2Cellos Discuss Music, YouTube and U2

BUDAPEST—Last October I went to Budapest to interview Stjepan Hauser and Luka Šulić, the two musicians who make up 2Cellos, for an International New York Times story on classical crossover music. I had never been backstage before at a concert, so that was a thrill (not as glitzy and dazzling as one would think) and, since seeing them perform in Florence earlier in the autumn, I had become a fan of these two classical trained Croatian musicians. I found them funny, charming and totally committed to bringing classical music to a wider audience. I had to wait until my story came out before I could publish the excerpts from the rest of the interview.

 How did you first decide you wanted to be a cellist?

Stjepan Hauser: I heard it on the radio and I fell in love with the song, as soon as I heard it. It was love at the first sound. The song was “The Swan” by Camille Saint-Saëns. I was like four or five. The sound was so warm, so tender, so beautiful, closest to the human voice and I just knew it, it was the only instrument I wanted to play.

Luka Šulić: I started when I was five, my father is a cellist so it was sort of—he took me to a music school—but I was too young to remember. I was so young, I cannot really remember when I started. I was so young it was kind of like, you never remember when you start kicking a football. I grew up with it, my main priority in life, it’s my main thing.

SH: When I heard [the cello] I was so obsessed I tried to create a cello by myself, with cardboard. I could not wait to start playing the real instrument. Everyone in my family is musicians—my mother is a percussionist, my father played guitar as a hobby and my sister, was at the time, a violinist and my older brother played cello for some time, while my younger brother played trombone. Arts were always important in my home.

Does the cello seem to be a cool instrument these days?

SH: What we try to do with the instrument, we try to make a revolution, not only cello playing but also in music, in classical music as well.  Presenting it to a younger generation, in a different light, showing how cool it can be. Cello is so diverse, so many possibilities, you can play it like guitar. Like with guitar, you can just pluck but with cello you pluck it, you can play along the lines. It can be very rough or very gentle. The most diverse instrument and also the range of the — you can play low or very high.

LS: In bass you can only play low. With the cello you can even treat it as percussion, so many different possibilities–anything you want. We want to show how expandable are the possibilities of cello playing and we are always creative, we want to do our own arrangements, break the boundaries between different genres in music. We were always fantasizing how we can reach hundreds of people.

How would you characterize your audience?
SH: What is unique about what we do, the range of fans, the variety of different backgrounds—we attract classical people as much as rock people, pop people, or metal people and it is all combined, different ages. From seven to 77 and that is the beauty of our project—that we unite everyone in the same room.

2-cellos-800-x-533Tell me about your latest album “Celloverse.”

LS: We don’t think about album as a concept, albums have lost their power and meaning anyway. So we focus on individual singles and music videos. For every single, we do a video and put it on YouTube.

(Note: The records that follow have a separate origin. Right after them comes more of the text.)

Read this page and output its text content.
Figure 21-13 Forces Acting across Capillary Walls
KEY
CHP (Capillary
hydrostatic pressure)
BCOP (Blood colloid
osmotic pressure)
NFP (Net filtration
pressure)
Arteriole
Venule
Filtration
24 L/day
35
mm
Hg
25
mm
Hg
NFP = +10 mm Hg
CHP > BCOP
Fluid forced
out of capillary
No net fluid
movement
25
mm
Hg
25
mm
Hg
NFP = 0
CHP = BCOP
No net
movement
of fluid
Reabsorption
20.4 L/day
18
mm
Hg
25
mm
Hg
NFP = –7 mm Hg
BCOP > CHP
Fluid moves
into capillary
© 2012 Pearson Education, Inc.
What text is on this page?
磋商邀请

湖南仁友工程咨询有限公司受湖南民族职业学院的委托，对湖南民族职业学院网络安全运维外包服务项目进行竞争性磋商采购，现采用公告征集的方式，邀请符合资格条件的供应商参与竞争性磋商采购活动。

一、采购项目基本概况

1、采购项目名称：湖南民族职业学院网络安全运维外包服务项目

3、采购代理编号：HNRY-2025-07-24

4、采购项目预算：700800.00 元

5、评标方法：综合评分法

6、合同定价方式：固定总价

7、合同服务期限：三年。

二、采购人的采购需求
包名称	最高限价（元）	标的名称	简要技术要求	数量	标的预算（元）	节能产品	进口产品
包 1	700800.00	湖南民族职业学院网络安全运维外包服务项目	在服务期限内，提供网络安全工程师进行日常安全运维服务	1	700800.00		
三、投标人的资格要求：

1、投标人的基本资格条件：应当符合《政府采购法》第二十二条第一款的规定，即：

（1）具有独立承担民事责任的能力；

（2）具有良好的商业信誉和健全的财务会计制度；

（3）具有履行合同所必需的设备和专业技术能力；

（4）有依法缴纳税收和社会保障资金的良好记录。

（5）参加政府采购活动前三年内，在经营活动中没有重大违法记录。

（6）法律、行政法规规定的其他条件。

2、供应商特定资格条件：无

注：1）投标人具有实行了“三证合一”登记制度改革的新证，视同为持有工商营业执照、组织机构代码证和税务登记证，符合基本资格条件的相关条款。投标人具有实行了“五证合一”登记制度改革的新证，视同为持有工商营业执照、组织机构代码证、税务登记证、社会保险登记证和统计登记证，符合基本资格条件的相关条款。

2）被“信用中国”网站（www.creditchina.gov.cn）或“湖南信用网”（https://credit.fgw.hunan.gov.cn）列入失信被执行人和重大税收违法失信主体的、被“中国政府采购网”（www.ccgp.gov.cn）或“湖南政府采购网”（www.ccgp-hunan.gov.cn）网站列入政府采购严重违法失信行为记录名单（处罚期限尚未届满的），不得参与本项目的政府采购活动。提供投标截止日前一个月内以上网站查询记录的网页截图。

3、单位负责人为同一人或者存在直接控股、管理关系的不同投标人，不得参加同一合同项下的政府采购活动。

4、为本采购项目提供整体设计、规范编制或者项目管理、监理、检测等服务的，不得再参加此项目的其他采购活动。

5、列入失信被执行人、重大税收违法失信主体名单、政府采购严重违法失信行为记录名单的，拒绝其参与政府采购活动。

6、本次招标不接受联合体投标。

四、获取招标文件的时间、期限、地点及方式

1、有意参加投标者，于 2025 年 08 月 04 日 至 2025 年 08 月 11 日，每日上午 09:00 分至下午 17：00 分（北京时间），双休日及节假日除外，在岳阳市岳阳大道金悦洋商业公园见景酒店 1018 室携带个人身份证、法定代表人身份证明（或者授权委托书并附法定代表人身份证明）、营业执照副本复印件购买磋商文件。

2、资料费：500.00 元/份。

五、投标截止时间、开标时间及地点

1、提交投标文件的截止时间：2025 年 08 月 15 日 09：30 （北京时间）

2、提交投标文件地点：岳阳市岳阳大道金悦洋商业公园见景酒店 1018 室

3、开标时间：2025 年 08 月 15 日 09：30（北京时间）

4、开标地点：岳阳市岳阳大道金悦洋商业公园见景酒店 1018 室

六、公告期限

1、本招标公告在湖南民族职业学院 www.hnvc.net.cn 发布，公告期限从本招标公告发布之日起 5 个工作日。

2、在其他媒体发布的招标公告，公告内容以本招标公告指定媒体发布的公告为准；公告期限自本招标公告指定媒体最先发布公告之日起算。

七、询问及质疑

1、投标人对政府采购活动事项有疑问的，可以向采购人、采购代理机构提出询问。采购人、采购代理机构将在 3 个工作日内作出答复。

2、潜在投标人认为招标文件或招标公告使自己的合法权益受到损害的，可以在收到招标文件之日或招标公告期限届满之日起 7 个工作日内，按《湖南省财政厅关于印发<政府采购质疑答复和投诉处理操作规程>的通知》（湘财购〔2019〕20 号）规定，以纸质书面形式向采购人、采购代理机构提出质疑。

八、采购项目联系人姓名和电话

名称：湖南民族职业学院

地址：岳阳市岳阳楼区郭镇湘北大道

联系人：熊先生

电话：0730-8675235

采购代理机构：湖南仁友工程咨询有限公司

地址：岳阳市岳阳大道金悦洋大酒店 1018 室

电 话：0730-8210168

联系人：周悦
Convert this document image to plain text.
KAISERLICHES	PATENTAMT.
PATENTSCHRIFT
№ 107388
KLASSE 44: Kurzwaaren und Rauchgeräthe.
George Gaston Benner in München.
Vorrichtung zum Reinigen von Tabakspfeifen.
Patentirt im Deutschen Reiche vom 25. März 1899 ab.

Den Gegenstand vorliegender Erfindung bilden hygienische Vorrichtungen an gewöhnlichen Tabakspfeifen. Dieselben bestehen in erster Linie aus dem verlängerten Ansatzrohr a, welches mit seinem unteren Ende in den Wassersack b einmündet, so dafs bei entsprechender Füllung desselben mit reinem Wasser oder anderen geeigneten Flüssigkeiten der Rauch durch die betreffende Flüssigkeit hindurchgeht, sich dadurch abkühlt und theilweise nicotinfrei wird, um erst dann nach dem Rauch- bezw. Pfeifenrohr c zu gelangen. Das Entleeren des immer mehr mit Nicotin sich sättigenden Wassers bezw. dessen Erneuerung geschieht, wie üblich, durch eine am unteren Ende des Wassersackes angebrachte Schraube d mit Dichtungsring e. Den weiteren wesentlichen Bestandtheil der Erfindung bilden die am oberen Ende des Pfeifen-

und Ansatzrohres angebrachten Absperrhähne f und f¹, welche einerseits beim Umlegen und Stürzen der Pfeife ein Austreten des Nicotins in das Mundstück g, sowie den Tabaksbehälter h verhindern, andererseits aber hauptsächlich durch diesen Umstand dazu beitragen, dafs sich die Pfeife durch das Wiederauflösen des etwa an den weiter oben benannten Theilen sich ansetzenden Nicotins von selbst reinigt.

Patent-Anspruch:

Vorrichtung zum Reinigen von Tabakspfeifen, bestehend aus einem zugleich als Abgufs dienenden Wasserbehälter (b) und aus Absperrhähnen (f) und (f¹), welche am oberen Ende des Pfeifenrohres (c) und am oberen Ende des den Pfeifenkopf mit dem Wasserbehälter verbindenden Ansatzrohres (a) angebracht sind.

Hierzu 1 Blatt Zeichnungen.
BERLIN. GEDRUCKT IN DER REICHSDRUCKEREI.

YouTube is still the most important by far for us. We have a huge following online.

Does there feel like there is a new appreciation for classical music? Maybe helped in part by classical crossover music, which is partly what you do?

LS: So many children want to start playing cello. They pick up an instrument.

SH: In Croatia there is not enough [cello] instruments and cello teachers because we became so popular, everyone wanted to start playing cello.

What are your influences and how do you decide what pop and rock songs you want to arrange?

SH: We just pick up from everyone, the little bits, the best ones. If we like the little bits, we combine and create what we create.

LS: Sometime we choose Top 40 songs, just to get attention. What we try to do is take rock classics—songs that are forever –and flip them around and do our own masterpiece out of them. Many people who do this; they cover Taylor Swift or something that is popular, knowing people are watching that on YouTube.

SH: We never do that—cover anything just because it is popular right now. We do it only what we feel, what we can contribute to the song.

LS: So Michael Jackson’s “Smooth Criminal” can be compared to the greatest classical masterpieces—the sounds, the production. A beautiful U2 song can be compared to the most beautiful Tchaikovsky movement or Chopin movement in terms of emotions and the message that it delivers. “With or Without You” a song like this, it is forever.